Le temps n’existait plus. Il n’avait même jamais existé, comme si l’un et l’autre étaient issus d’une même matrice. Même cœur, même silhouette, même âge au jardin des délices et dans l’éden des sens. La tentation du serpent était trop forte. Il exerçait une pression impérieuse pour que chacun goûte au fruit défendu de l’autre. Un sifflement audible incitait à fusionner leurs chairs, à se délecter de leur sève. Elle lui avait ouvert son livre. Il y pénètrerait totalement, tragiquement, car après son passage, il ne resterait à Alice qu’un vide incommensurable. À fleur de page, au goût salé de sa peau, il aurait commencé par un effeuillage lent. S’en serait suivi un autre plus léger avec une appétence salivaire comme on humidifie l’index pour dévoiler la page et le mystère de son contenu. Dans le terreau fertile de son antre, il aurait découvert, émerveillé, l’immensité d’un univers.
Pour prélude, son souffle aurait délivré des mots d’adoration dont la musicalité se serait déposée en vague de douceur le long des jambes, du bas de son ventre, du bout de ses seins, de la cambrure des reins et de nuque… D’une infime caresse du bout des doigts il aurait illustré son corps d’une nuance de couleurs accentuées aux zones propices. Dans la force du désir, le pinceau aurait esquissé le nu d’Alice comme un Graal fantasmé. Il aurait cajolé du bout des lèvres cet idéal absolu avant de prendre possession du palais et de pénétrer l’antichambre des merveilles. Il se serait apprêté à quitter son cap d’exil pour caboter dans un océan de douceur. Imbibé de son sel, il aurait suivi le courant avant d’apercevoir l’isthme de la terre promise.
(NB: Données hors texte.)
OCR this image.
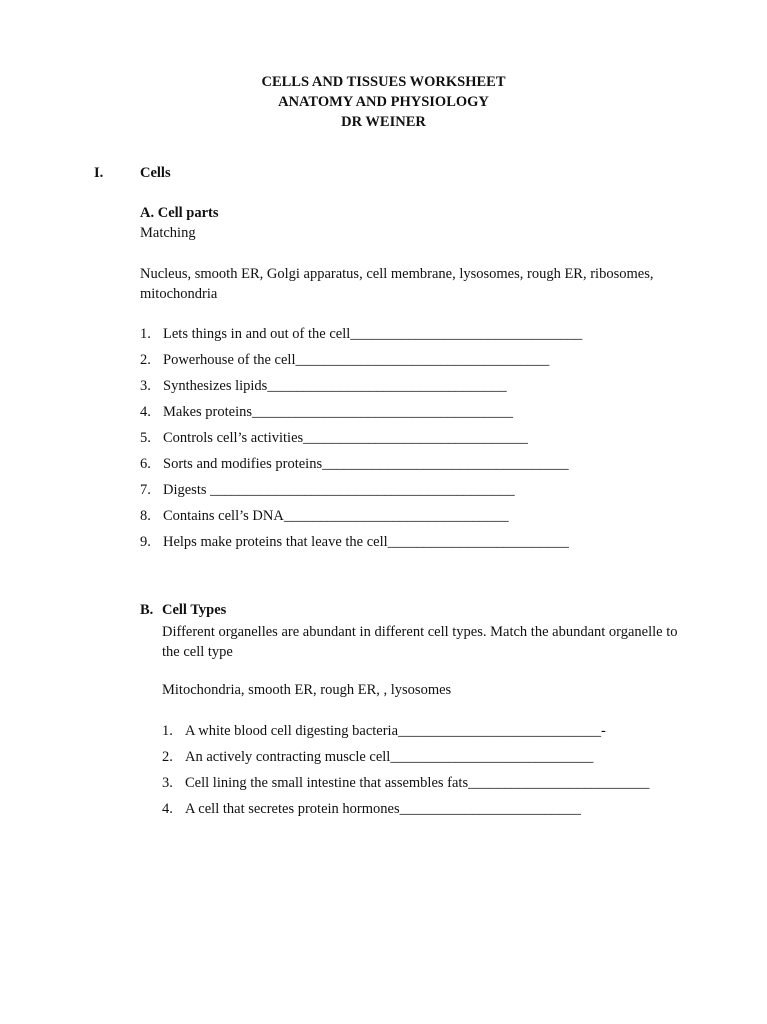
CELLS AND TISSUES WORKSHEET
ANATOMY AND PHYSIOLOGY
DR WEINER
I.	Cells
A. Cell parts
Matching
Nucleus, smooth ER, Golgi apparatus, cell membrane, lysosomes, rough ER, ribosomes, mitochondria
1. Lets things in and out of the cell________________________________
2. Powerhouse of the cell___________________________________
3. Synthesizes lipids_________________________________
4. Makes proteins____________________________________
5. Controls cell’s activities_______________________________
6. Sorts and modifies proteins__________________________________
7. Digests __________________________________________
8. Contains cell’s DNA_______________________________
9. Helps make proteins that leave the cell_________________________
B. Cell Types
Different organelles are abundant in different cell types. Match the abundant organelle to the cell type
Mitochondria, smooth ER, rough ER, , lysosomes
1. A white blood cell digesting bacteria____________________________-
2. An actively contracting muscle cell____________________________
3. Cell lining the small intestine that assembles fats_________________________
4. A cell that secretes protein hormones_________________________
Le souffle court, il aurait fait l’aveu de son attraction pour elle, du désir ardent de se désaltérer à sa source, de s’amarrer à son port et de la reconnaitre comme sa première femme, son premier amour, l’unique majuscule de sa vie.
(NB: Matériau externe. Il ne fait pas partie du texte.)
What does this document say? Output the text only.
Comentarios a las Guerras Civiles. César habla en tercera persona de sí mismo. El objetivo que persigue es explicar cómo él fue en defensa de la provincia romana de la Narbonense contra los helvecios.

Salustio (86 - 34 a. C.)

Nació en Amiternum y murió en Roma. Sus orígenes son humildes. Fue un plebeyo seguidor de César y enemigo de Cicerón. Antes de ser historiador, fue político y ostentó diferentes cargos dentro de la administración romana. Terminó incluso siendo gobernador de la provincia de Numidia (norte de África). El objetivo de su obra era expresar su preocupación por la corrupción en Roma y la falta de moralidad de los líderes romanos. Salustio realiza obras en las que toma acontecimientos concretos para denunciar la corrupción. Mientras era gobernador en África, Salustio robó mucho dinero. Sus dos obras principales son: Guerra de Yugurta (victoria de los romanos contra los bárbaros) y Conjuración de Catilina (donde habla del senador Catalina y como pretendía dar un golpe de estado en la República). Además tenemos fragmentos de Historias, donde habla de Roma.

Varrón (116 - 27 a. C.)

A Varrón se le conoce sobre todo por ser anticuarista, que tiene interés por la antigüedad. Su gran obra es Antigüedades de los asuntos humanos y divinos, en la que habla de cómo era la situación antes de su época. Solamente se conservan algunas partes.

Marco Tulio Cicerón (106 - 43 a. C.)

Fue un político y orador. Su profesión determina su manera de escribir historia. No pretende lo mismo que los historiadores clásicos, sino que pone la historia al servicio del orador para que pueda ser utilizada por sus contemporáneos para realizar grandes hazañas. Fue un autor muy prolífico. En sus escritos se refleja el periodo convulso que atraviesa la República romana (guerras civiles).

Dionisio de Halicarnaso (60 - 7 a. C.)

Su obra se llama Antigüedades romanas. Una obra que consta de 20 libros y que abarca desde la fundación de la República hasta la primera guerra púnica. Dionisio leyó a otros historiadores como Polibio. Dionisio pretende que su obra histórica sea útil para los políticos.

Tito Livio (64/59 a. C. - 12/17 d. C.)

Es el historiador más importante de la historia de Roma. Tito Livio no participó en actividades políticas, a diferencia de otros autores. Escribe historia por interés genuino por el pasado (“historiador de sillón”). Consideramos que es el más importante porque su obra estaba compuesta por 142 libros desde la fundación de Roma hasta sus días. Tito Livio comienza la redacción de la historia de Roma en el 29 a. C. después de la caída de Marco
Dans l’adagio, il aurait navigué aux courbes de son corps comme sur un océan creusé d’abysses et, à l’appel du triangle, il aurait goûté au parfum de l’iode avant de s’immerger totalement et de disparaître à jamais.
En intermezzo, dans l’étreinte fusionnelle, elle l’aurait irradié de sa lumière. Alors, porté par l’ondulation des vagues et le sillon de leur écume, il aurait, en elle, remonté le temps et accosté dans la béance béate de son corps. À l’anse élargie de son bassin, il se serait abreuvé d’elle, de son eau de vie et de mort, de sa lumière et de son ombre avant d’agoniser dans une léthargie douce.